Stop Thief

In all the preparations for the big day there is one concern that is almost universally overlooked – and that is security. It is only when something happens and a thief takes a present or a bag that everyone rushes over to advise people to be careful. It can cause a terrible dampener on the day for no one likes to think they have invited friends over to be robbed!

Debbie from Stillorgan discovered the hard way what is was like to feel responsible for her guests’ handbags. She booked her reception in a major Dublin Hotel and has no complaints about the service except that in hindsight the drinks reception was hosted in a public portion of the hotel.

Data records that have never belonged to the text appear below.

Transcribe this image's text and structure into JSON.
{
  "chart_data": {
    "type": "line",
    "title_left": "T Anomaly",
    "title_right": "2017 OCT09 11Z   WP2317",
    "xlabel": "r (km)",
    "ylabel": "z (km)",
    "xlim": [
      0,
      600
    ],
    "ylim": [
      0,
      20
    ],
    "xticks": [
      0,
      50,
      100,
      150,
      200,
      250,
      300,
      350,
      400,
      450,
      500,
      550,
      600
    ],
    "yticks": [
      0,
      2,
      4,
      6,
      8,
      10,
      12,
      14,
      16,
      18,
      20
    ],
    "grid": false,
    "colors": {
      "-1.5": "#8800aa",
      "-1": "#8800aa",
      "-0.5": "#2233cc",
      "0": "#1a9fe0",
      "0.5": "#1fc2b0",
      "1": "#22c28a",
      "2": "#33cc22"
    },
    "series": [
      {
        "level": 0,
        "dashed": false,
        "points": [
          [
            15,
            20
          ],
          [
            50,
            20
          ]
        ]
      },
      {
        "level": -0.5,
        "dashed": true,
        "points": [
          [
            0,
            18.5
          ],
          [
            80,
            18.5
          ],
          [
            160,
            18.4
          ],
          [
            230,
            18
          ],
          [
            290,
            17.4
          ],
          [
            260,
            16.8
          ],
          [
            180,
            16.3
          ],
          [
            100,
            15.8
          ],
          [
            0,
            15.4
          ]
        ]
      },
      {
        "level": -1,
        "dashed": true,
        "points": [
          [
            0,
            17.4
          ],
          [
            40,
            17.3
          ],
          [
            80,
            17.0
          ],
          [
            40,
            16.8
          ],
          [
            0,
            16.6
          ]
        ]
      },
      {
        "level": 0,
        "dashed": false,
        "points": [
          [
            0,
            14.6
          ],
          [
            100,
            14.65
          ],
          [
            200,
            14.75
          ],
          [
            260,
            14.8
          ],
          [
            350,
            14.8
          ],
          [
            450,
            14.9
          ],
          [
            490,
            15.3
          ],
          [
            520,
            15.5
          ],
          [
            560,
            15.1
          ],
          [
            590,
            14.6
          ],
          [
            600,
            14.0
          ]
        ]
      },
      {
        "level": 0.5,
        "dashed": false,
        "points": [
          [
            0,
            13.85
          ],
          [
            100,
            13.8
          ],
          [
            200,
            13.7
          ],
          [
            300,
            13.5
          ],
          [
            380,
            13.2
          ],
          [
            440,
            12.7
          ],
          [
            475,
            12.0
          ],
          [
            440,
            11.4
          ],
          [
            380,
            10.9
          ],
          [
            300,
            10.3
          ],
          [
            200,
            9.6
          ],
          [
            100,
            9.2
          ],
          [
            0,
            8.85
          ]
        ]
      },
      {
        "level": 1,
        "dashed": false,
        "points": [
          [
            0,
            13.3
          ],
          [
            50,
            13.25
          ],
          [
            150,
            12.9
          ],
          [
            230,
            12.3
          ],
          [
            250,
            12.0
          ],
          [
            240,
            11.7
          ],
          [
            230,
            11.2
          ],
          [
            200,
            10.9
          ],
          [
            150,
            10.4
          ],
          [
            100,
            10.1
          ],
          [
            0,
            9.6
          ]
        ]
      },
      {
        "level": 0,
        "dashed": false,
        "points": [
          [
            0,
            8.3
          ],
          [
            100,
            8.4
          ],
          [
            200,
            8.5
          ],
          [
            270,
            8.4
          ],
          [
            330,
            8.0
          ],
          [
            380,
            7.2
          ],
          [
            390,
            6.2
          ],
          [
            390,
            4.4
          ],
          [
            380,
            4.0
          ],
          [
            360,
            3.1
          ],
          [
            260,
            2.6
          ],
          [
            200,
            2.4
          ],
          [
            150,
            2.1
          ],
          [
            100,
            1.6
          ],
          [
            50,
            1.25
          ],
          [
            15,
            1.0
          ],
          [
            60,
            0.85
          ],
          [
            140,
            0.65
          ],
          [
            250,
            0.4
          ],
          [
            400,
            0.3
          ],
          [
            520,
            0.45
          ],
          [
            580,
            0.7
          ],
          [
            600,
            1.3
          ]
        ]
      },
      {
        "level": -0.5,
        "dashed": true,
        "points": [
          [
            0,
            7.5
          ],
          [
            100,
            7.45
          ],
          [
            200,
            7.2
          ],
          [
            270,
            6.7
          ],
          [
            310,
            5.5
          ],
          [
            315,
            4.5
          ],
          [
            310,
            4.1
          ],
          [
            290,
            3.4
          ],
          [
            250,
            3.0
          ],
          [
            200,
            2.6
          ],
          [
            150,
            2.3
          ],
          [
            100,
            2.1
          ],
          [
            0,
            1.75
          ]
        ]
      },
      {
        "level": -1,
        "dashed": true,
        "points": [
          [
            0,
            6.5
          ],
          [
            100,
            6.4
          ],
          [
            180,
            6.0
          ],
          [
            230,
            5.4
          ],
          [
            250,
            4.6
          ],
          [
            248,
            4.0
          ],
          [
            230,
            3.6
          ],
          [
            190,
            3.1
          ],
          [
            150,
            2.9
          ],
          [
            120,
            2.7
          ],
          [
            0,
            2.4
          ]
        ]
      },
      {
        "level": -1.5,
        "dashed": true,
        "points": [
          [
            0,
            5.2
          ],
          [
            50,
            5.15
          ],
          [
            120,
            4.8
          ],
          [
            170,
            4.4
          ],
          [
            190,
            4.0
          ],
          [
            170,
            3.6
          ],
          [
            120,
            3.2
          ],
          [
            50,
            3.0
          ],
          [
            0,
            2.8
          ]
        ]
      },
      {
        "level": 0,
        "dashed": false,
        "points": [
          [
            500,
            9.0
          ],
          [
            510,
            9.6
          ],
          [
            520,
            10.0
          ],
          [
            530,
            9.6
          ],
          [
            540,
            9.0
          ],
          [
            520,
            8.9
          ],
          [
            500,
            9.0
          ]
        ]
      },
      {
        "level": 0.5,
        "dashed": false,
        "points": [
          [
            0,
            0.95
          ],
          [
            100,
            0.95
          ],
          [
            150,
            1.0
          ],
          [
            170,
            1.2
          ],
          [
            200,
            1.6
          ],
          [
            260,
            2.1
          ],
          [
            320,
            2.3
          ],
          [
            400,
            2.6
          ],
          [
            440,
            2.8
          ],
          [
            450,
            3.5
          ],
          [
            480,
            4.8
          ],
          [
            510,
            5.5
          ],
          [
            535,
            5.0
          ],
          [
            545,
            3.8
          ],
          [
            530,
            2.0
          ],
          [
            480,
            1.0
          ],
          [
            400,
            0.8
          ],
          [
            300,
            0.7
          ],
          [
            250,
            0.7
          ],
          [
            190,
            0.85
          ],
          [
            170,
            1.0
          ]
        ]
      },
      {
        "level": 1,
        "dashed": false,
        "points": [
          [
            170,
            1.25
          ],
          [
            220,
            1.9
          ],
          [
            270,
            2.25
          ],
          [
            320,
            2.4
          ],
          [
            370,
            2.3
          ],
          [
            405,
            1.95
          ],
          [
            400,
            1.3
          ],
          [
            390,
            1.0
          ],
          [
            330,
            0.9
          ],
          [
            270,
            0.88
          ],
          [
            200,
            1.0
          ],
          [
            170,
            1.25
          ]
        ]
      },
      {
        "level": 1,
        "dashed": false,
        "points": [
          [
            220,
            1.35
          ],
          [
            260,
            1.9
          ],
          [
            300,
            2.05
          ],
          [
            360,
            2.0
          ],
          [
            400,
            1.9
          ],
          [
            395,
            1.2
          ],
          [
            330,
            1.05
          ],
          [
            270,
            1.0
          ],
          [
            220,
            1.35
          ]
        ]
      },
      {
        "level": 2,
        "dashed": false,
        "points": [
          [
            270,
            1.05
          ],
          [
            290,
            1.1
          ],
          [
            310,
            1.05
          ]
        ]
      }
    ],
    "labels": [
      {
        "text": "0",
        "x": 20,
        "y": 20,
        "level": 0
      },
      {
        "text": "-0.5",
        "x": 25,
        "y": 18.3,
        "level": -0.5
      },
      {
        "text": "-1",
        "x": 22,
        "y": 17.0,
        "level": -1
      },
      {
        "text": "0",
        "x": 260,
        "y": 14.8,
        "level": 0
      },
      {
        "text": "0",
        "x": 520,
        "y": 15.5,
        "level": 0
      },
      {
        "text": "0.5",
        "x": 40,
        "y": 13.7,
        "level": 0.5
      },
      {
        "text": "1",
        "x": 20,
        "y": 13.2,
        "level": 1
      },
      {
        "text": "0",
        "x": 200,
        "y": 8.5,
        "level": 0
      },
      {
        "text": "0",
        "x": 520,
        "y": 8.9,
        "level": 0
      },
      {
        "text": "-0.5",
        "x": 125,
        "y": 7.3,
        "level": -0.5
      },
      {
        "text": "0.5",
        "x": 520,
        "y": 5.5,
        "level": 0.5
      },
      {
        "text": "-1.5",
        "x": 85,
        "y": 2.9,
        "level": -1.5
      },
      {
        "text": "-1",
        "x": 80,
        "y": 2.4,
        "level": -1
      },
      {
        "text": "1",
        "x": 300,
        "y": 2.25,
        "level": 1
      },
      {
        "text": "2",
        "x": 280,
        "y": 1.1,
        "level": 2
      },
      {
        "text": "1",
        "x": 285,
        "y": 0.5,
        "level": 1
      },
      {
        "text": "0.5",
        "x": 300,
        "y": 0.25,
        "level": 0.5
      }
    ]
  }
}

“The bridal party remained behind to have photographs taken at the church,” explains Debbie. “We asked the other guests to convene at the hotel and explained that we would have a champagne reception at 2pm.

“However, there was a shortfall of about 40 minutes between the service and the reception beginning and so naturally many of the guests moved into the public bar in the hotel. It was there that two handbags were taken right under the women’s noses. I felt dreadful and despite my friends assuring me that it could have happened anywhere I still felt responsible.”

Debbie’s dilemma is common to many brides. There have been worse cases where bridesmaids have left purses in the vestry during the service only to find a light fingered thief popped in and made off with them. The advice proffered by priests in churches to ask a friend or member of the congregation mind purses rather than leave them in an unaccompanied room – which may have access from outside the church.

Shirley’s story is slightly different but no less terrible. She had received her weddings presents and had arranged them in her parent’s living room. “It is a very traditional thing to do,” says Shirley. “Mum suggested it and it was great when friends came to visit, especially elderly aunts, as I could show them the lovely gifts I have received.”

Unfortunately for Shirley it was not just her aunts that took notice of her gifts, an enterprising thief did too. On the big day, there was no one left at home and a thief arrived with an estate car, broke in and literally took about half her presents.

“The only fortunate aspect was that the thief had no regard for china, as that was the centrepiece of my presents,” explains Shirley. “But televisions, watches, and anything electrical were all taken.”

As with funerals, weddings do attract attention and brides are advised to ensure that a neighbour or friend house-sit on that day. With regard to guests in hotels, the best advise is to warn your guests if any part of day means the function rooms or bars are shared with the general public. That means leaving bags on tables is not an option, not if you want to find it there when you return from the bar.

However, some people can just be plain unlucky. Deirdre hosted a large wedding in a hotel and took over the private dining areas. It should have been safe as houses except that a thief, obviously dressed as a guest, wandered into the middle of the reception bold as brass and picked up a couple of extra bags, each time explaining that Bernie (whoever she was) has asked him to fetch her handbag. It could have been worse as his accomplice, an attractively dressed young woman, also worked the other end of the room. However, while the man was largely ignored and no one paid much attention to his gathering of bags, the young lady was spotted. It seems women do not pick up the wrong bag by mistake! She made some very bad excuses and fled the hotel but the guests were three bags down overall, so three to the thief and zero to the bride.

So, be on the lookout. Have the best man parcel out bridesmaids purses in the church, warn your guests if part of the reception in held in public areas and make sure that you don’t attract any extra guests in the reception itself!